Der jeweilige Stellenwert der einzelnen Elemente der mehrdimensionalen Therapie hängt vom klinischen Bild und auch vom Verlaufsstadium der Erkrankung ab. Welche Intervention bei welchem Patienten zum Einsatz kommt, sollte daher Ergebnis einer detaillierten modifikationsorientierten Diagnostik sein. Bei einigen Patienten kann zudem eine Kombination verschiedener Interventionen indiziert sein.
Modifikationsorientierte Diagnostik
Das Ziel einer modifikationsorientierten Diagnostik ist neben der Erstellung und Bestätigung einer zuverlässigen Diagnose ein Verständnis des Kontextes, in dem die Symptomatik auftritt, und des mit der Symptomatik einhergehenden Leidensdrucks. Dabei geht es v. a. darum, sich einen Eindruck von möglichen auslösenden und aufrechterhaltenden Bedingungen zu verschaffen und die Bewertung der Symptome durch den Patienten und seine bisherigen Bewältigungsversuche in Erfahrung zu bringen. Typische Fragen in diesem Zusammenhang sind im Folgenden am Beispiel von
Halluzinationen dargestellt.
In ähnlicher Weise werden dann andere prominente Symptome (wie Rückzug, Antriebslosigkeit, Wahnsymptomatik, desorganisiertes Verhalten, Angst und depressive Symptomatik) oder Problembereiche (z. B. somatische Probleme) erfragt (Lincoln 2015).

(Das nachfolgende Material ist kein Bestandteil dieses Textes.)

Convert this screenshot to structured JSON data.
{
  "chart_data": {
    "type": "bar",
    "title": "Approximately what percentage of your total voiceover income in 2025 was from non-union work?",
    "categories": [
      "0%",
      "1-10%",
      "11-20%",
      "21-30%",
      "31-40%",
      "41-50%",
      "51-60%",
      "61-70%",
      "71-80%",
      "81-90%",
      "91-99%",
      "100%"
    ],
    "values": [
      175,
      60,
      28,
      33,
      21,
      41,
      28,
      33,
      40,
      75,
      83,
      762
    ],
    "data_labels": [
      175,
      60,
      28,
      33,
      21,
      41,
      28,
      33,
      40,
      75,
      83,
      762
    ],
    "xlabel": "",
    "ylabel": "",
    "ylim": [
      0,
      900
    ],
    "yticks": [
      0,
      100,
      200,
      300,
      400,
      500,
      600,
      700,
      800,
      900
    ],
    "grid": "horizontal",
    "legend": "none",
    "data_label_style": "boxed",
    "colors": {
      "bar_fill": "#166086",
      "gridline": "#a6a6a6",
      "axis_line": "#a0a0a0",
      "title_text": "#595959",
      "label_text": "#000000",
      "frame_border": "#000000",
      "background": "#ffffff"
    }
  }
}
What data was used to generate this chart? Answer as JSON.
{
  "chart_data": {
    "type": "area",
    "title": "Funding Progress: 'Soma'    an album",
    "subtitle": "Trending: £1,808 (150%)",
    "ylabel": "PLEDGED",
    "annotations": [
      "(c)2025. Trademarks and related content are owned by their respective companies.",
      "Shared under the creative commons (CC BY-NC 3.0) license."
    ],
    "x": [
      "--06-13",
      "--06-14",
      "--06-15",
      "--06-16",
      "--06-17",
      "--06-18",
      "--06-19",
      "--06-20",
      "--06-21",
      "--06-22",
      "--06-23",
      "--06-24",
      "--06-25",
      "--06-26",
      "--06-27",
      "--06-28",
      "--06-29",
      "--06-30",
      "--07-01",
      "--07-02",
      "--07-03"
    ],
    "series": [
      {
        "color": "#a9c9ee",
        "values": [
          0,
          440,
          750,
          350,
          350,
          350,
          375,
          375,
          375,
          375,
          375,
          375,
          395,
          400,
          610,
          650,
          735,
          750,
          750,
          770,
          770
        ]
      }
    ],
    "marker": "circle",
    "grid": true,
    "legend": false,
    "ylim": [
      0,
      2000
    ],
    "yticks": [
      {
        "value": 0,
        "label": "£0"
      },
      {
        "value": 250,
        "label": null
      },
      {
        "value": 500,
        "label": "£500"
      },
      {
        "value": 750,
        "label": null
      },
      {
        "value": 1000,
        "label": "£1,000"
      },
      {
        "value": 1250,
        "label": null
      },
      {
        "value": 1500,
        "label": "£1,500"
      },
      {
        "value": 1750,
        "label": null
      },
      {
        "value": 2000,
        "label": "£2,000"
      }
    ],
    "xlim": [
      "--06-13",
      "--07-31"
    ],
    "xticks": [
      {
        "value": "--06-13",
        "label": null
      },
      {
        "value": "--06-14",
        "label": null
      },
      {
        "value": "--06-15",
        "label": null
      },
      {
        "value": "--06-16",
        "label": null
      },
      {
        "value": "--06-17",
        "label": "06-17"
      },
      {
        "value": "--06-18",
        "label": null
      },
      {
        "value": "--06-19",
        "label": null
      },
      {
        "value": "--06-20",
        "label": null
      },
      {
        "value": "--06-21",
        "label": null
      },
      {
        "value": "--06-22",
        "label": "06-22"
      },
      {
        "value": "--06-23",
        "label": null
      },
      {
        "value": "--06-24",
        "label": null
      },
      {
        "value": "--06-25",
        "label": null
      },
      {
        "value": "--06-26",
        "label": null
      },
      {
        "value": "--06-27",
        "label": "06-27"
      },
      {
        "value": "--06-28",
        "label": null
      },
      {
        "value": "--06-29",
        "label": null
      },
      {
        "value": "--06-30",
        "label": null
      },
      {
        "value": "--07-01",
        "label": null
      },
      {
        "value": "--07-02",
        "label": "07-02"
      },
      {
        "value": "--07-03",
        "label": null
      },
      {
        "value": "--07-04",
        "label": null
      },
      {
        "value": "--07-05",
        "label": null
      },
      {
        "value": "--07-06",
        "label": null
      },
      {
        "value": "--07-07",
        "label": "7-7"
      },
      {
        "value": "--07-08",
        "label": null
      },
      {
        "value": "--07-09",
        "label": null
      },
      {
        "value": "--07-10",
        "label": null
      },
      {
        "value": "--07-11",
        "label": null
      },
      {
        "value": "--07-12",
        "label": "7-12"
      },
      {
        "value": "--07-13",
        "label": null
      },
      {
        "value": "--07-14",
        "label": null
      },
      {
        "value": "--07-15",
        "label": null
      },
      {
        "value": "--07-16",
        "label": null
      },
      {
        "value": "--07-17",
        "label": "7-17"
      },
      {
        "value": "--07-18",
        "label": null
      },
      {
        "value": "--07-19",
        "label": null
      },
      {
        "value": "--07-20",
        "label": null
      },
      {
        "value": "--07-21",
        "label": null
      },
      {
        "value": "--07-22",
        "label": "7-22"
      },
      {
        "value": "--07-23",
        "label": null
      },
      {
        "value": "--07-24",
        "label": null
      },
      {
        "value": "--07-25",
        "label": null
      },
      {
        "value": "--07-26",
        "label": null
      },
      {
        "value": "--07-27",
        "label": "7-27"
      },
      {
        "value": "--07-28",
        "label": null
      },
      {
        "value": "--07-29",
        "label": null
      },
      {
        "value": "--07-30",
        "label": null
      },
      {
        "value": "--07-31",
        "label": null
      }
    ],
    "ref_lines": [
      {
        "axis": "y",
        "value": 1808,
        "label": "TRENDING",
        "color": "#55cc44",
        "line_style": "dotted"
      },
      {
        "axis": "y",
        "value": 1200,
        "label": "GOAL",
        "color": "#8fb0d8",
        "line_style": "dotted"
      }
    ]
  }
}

Neben dem Verständnis für den Kontext einzelner Symptome gilt es in dieser Phase auch die relevanten Faktoren zu erfassen, die für die Entstehung und Aufrechterhaltung der Gesamtsymptomatik relevant sind. Zu Beginn der Therapie sollte anhand von Erklärungsmodellen erarbeitet werden, wie Probleme entstanden sind und aufrechterhalten werden, auch um daraus abzuleiten, wo therapeutisch angesetzt werden kann. Dazu muss sich der Therapeut ein Bild davon machen, wie sich die Probleme vor dem Hintergrund der Lebensgeschichte des Patienten sowie verschiedener Vulnerabilitätsindikatoren und Stressoren entwickelt haben. Am Ende der diagnostischen Phase sollte er Zusammenhänge zwischen verschiedenen Problemen herstellen und zwischen auslösenden und aufrechterhaltenden Faktoren differenzieren können.
Um dabei keinen wichtigen Bereich außen vor zu lassen, sollte sich die multifaktorielle Bedingung der
Schizophrenie auch in den diagnostischen Ansatzpunkten widerspiegeln. Eine hilfreiche Basis hierfür schaffen zum einen die Vulnerabilitäts-Stress-Modelle (Nuechterlein und Dawson 1984) sowie ihre Weiterentwicklung in Form von kognitiven Modellen zur Entstehung von Wahn und
Halluzinationen (Garety et al. 2001). Im folgenden Übersichtskasten werden therapierelevante individuelle Vulnerabilitätsindikatoren und Stressoren sowie daraus abgeleitete Therapieziele und Interventionsmöglichkeiten dargestellt, die für die Diagnostikphase und Indikationsentscheidungen eine hilfreiche Orientierung bieten.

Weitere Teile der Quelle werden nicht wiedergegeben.